Una posizione non condivisa da Stefano Fassina, economista, già Viceministro dell’Economia e delle Finanze nel Governo Letta, oggi parlamentare: “È giusto che il Governo raccolga il grido di dolore che arriva dalle imprese – spiega a TPI – tuttavia nelle posizioni espresse dal presidente di Confindustria c’è un eccesso di corporativismo, perché chi governa in una situazione così difficile deve guardare all’interesse generale del Paese, deve provare a soccorrere una pluralità di interessi e di segmenti del mondo imprenditoriale e la fascia di imprese rappresentata da Confindustria, ovvero le imprese più grandi, sono di gran lunga quelle che hanno già preso la fetta più grande della torta. Mi riferisco ai quattro miliardi di Irap dati a pioggia, che sono più delle accise che dovrebbero essere restituite; mi riferisco alle garanzie miliardarie date anche a società che hanno sede nei paradisi fiscali. Di questo Bonomi dovrebbe tener conto. Insomma, è vero che i limiti da rimuovere sono tanti, ma bisogna rimuoverli con un criterio”.

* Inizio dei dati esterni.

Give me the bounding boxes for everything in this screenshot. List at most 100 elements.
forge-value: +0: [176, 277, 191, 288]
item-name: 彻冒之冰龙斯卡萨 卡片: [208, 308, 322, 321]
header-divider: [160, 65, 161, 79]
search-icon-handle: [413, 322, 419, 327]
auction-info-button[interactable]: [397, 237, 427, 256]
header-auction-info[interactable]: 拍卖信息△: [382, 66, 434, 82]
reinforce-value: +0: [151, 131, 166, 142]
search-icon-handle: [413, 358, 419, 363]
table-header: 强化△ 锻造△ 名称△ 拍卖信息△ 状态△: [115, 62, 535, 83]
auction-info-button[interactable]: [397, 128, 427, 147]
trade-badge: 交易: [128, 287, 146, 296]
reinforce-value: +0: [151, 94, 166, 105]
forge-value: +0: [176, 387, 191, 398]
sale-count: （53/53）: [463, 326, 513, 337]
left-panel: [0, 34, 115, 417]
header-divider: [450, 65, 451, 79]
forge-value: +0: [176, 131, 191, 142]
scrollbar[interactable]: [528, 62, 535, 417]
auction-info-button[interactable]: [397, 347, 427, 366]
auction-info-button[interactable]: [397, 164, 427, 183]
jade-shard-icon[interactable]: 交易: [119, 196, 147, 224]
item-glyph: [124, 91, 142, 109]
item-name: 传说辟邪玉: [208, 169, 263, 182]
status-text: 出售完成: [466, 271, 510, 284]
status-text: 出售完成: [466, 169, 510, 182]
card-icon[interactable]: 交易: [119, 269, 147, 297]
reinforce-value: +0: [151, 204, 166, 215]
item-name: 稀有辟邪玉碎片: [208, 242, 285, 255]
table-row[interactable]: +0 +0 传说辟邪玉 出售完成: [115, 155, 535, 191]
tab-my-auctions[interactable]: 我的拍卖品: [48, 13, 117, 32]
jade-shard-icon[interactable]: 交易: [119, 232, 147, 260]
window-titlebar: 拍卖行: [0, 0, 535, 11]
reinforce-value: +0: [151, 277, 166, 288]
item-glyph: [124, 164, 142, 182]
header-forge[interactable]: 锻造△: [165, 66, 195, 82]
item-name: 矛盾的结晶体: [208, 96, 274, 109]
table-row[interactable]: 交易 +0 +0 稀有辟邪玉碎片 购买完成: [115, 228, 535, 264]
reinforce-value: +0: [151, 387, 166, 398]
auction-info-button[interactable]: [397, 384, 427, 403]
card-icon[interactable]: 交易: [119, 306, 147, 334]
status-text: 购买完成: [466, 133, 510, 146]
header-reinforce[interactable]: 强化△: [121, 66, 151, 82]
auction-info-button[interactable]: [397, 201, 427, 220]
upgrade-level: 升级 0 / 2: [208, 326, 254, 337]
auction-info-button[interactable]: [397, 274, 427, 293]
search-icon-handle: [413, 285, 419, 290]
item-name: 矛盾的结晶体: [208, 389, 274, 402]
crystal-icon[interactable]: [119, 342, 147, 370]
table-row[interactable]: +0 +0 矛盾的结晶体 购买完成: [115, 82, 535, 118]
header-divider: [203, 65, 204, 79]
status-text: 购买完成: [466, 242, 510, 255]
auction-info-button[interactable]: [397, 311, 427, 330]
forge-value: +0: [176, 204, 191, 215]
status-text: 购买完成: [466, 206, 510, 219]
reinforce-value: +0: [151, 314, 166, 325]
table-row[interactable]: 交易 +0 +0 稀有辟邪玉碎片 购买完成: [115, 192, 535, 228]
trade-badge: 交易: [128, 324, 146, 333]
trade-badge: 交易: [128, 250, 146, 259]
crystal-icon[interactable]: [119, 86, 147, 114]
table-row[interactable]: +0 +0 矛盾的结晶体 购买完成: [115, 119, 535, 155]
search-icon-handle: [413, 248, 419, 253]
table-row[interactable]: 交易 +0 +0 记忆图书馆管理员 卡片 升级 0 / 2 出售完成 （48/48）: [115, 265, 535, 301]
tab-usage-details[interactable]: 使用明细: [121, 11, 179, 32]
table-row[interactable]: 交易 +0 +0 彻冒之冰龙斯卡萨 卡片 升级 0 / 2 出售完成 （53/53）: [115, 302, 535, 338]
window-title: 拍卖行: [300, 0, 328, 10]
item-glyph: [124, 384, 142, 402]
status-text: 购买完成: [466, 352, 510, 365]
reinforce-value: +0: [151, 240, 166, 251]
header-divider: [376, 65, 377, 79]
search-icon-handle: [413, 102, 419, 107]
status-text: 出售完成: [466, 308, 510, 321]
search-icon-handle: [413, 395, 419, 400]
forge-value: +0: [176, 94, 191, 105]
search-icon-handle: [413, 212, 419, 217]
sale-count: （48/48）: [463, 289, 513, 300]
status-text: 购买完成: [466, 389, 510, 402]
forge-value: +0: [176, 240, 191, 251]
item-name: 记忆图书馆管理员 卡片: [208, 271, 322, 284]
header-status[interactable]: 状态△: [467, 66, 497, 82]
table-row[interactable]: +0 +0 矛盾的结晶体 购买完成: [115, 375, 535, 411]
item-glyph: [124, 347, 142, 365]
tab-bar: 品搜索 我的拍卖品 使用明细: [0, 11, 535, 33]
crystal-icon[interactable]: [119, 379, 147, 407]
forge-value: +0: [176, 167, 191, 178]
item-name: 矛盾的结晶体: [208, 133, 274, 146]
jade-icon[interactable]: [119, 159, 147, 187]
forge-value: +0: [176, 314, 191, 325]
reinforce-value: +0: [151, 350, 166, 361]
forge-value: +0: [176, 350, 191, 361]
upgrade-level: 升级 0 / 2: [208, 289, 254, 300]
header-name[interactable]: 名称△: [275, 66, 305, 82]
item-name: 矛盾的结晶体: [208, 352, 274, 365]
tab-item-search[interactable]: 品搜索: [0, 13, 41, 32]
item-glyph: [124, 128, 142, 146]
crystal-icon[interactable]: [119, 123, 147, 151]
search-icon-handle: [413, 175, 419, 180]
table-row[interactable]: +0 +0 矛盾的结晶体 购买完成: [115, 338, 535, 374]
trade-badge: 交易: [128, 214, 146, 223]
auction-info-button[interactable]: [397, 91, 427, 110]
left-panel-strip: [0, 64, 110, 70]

Mi stupisce che il presidente di Confindustria si lamenti di ‘distribuzione a pioggia’ quando riguarda i morti di fame – continua il fondatore di ‘Patria e Costituzione’ – ma va tutto bene quando si elimina il saldo 2019 e l’acconto Irap anche a chi ha aumentato i suoi profitti, per questo ho presentato un emendamento per limitare l’intervento sull’Irap alle imprese che hanno avuto un calo di fatturato nei mesi di marzo e aprile come è previsto per il contributo a fondo perduto a sostegno del reddito di altre categorie di attività economiche: con quei risparmi vorrei soccorrere tanti interessi che per accontentare l’associazione dei grandi industriali sono stati dimenticati dal Governo, come le migliaia di famiglie alle quali abbiamo dato soltanto quattrocento euro per due mesi, famiglie che non possono più pagare l’affitto e rischiano lo sfratto. Insomma, al netto delle enormi difficoltà che hanno avuto le imprese, chi rappresenta una parte della classe dirigente del Paese dovrebbe relativizzare quelli che sono i suoi interessi di parte in un contesto in cui il colpo lo hanno subito tutti”.

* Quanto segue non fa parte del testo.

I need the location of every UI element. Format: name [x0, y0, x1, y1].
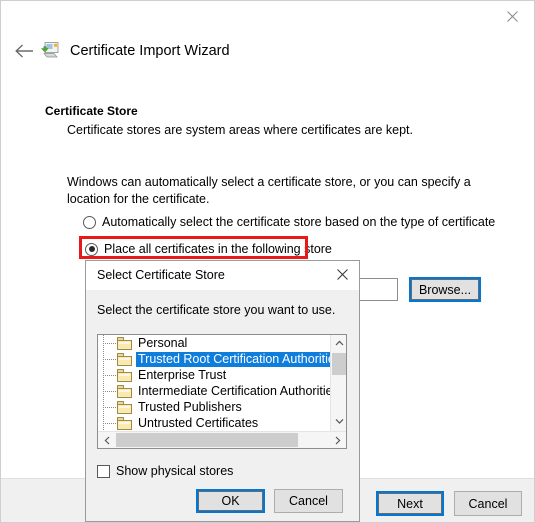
list-item[interactable]: Trusted Publishers [98, 399, 330, 415]
certificate-import-icon [40, 41, 61, 61]
ok-button[interactable]: OK [196, 489, 265, 513]
certificate-import-wizard-window: Certificate Import Wizard Certificate St… [0, 0, 535, 523]
scroll-left-arrow-icon[interactable] [98, 432, 115, 448]
window-close-button[interactable] [492, 2, 532, 30]
folder-icon [117, 416, 132, 430]
folder-icon [117, 368, 132, 382]
radio-auto-select-store[interactable]: Automatically select the certificate sto… [83, 215, 495, 229]
folder-icon [117, 384, 132, 398]
show-physical-stores-checkbox-row[interactable]: Show physical stores [97, 464, 233, 478]
folder-icon [117, 336, 132, 350]
radio-place-in-store-label: Place all certificates in the following … [104, 242, 332, 256]
close-icon [336, 269, 348, 280]
folder-icon [117, 352, 132, 366]
dialog-close-button[interactable] [326, 261, 358, 288]
tree-line-icon [98, 367, 117, 383]
list-item-label: Untrusted Certificates [138, 415, 259, 430]
back-button[interactable] [9, 36, 39, 66]
tree-line-icon [98, 415, 117, 431]
dialog-title: Select Certificate Store [97, 268, 225, 282]
radio-button-mark [83, 215, 96, 229]
list-item[interactable]: Personal [98, 335, 330, 351]
scroll-up-arrow-icon[interactable] [331, 335, 346, 351]
next-button-label: Next [378, 493, 442, 514]
back-arrow-icon [14, 44, 33, 58]
horizontal-scrollbar-thumb[interactable] [116, 433, 298, 447]
list-item-label: Trusted Publishers [138, 399, 242, 414]
tree-line-icon [98, 335, 117, 351]
scroll-right-arrow-icon[interactable] [329, 432, 346, 448]
show-physical-stores-label: Show physical stores [116, 464, 234, 478]
dialog-cancel-button-label: Cancel [289, 494, 328, 508]
page-subtitle: Certificate stores are system areas wher… [67, 123, 413, 137]
close-icon [506, 10, 518, 22]
ok-button-label: OK [198, 491, 263, 511]
window-titlebar [1, 1, 534, 34]
select-certificate-store-dialog: Select Certificate Store Select the cert… [85, 260, 360, 522]
list-item-selected[interactable]: Trusted Root Certification Authorities [98, 351, 330, 367]
dialog-prompt: Select the certificate store you want to… [97, 303, 336, 317]
radio-button-mark-selected [85, 242, 98, 256]
list-item[interactable]: Intermediate Certification Authorities [98, 383, 330, 399]
list-item[interactable]: Enterprise Trust [98, 367, 330, 383]
folder-icon [117, 400, 132, 414]
window-title: Certificate Import Wizard [70, 43, 230, 59]
scroll-down-arrow-icon[interactable] [331, 413, 346, 429]
radio-auto-select-label: Automatically select the certificate sto… [102, 215, 496, 229]
list-item-label: Intermediate Certification Authorities [138, 383, 330, 398]
certificate-store-listbox[interactable]: Personal Trusted Root Certification Auth… [97, 334, 347, 449]
wizard-header: Certificate Import Wizard [1, 34, 534, 68]
list-item-label: Trusted Root Certification Authorities [136, 351, 330, 367]
browse-button[interactable]: Browse... [409, 277, 481, 302]
dialog-titlebar: Select Certificate Store [86, 261, 359, 290]
tree-line-icon [98, 399, 117, 415]
page-title: Certificate Store [45, 104, 138, 118]
browse-button-label: Browse... [411, 279, 479, 300]
intro-paragraph: Windows can automatically select a certi… [67, 175, 471, 206]
list-item-label: Enterprise Trust [138, 367, 227, 382]
next-button[interactable]: Next [376, 491, 444, 516]
wizard-cancel-button[interactable]: Cancel [454, 491, 522, 516]
list-item-label: Personal [138, 335, 188, 350]
show-physical-stores-checkbox[interactable] [97, 464, 110, 478]
listbox-vertical-scrollbar[interactable] [330, 335, 346, 431]
dialog-cancel-button[interactable]: Cancel [274, 489, 343, 513]
list-item[interactable]: Untrusted Certificates [98, 415, 330, 431]
listbox-horizontal-scrollbar[interactable] [98, 431, 346, 448]
vertical-scrollbar-thumb[interactable] [332, 353, 346, 375]
listbox-items-region: Personal Trusted Root Certification Auth… [98, 335, 330, 431]
wizard-cancel-button-label: Cancel [468, 496, 508, 511]
tree-line-icon [98, 351, 117, 367]
tree-line-icon [98, 383, 117, 399]
radio-place-in-store[interactable]: Place all certificates in the following … [85, 242, 332, 256]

Durante il lockdown quasi due milioni di italiani hanno scoperto lo smart working, il 90% di loro non lo conosceva e ha dovuto cambiare in parte il suo stile di vita e il suo approccio al lavoro. Gli uffici pubblici, le grandi, medie e persino le piccole imprese hanno a loro volta sperimentato un sistema per loro nuovo, già utilizzato da tempo in molti Paesi europei ma poco in Italia. C’è chi lo vede come una grande opportunità di modernizzazione e chi invece teme che questo possa portare a un’ulteriore precarizzazione del lavoro.

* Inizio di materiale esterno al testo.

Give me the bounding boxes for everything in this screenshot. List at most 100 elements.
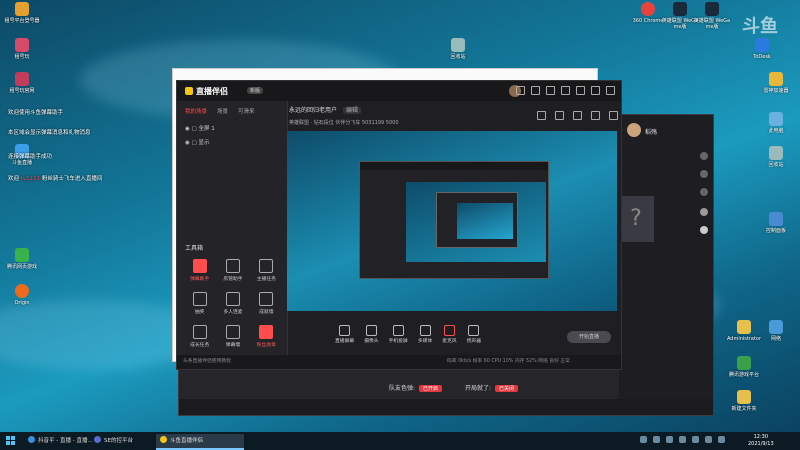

Per Fassina, che già in passato aveva sottolineato come nel mondo del lavoro fosse in atto un grande cambiamento, tutto dipenderà da come il nuovo modello sarà accompagnato: “Ovviamente dipende da come verrà fatto, da come verrà applicato e da quali attività coinvolgerà: ci sono ambiti in cui lo smart working può migliorare sia la qualità del lavoro per il dipendente sia la produttività, altri ambiti in cui può essere una fonte ulteriore di sfruttamento e altri ancora in cui semplicemente non va utilizzato, come la scuola. Penso che il lockdown ci abbia catapultati velocemente in una nuova fase storica, una fase storica iniziata già da molto tempo ma che ha subito una fortissima accelerazione”.

“Questo è un momento decisivo in cui il legislatore e le parti sociali devono confrontarsi per arrivare a una regolazione che possa coniugare in modo virtuoso i diritti dei lavoratori e produttività in un quadro completamente diverso da quello che ci siamo lasciati alle spalle, ovvero quello precedente la pandemia. Tutto questo può essere una grande opportunità, ma servono nuove norme adatte a questo nuovo scenario; il cambiamento del sistema produttivo è già in atto, è inevitabile, e non va delegittimato oppure ostacolato: in questi giorni ho sentito parlare di ‘vacanza dei lavoratori’ del pubblico impiego, chi lo ha detto non ha compreso la sfida che abbiamo davanti e la portata di questo cambiamento”, conclude Fassina.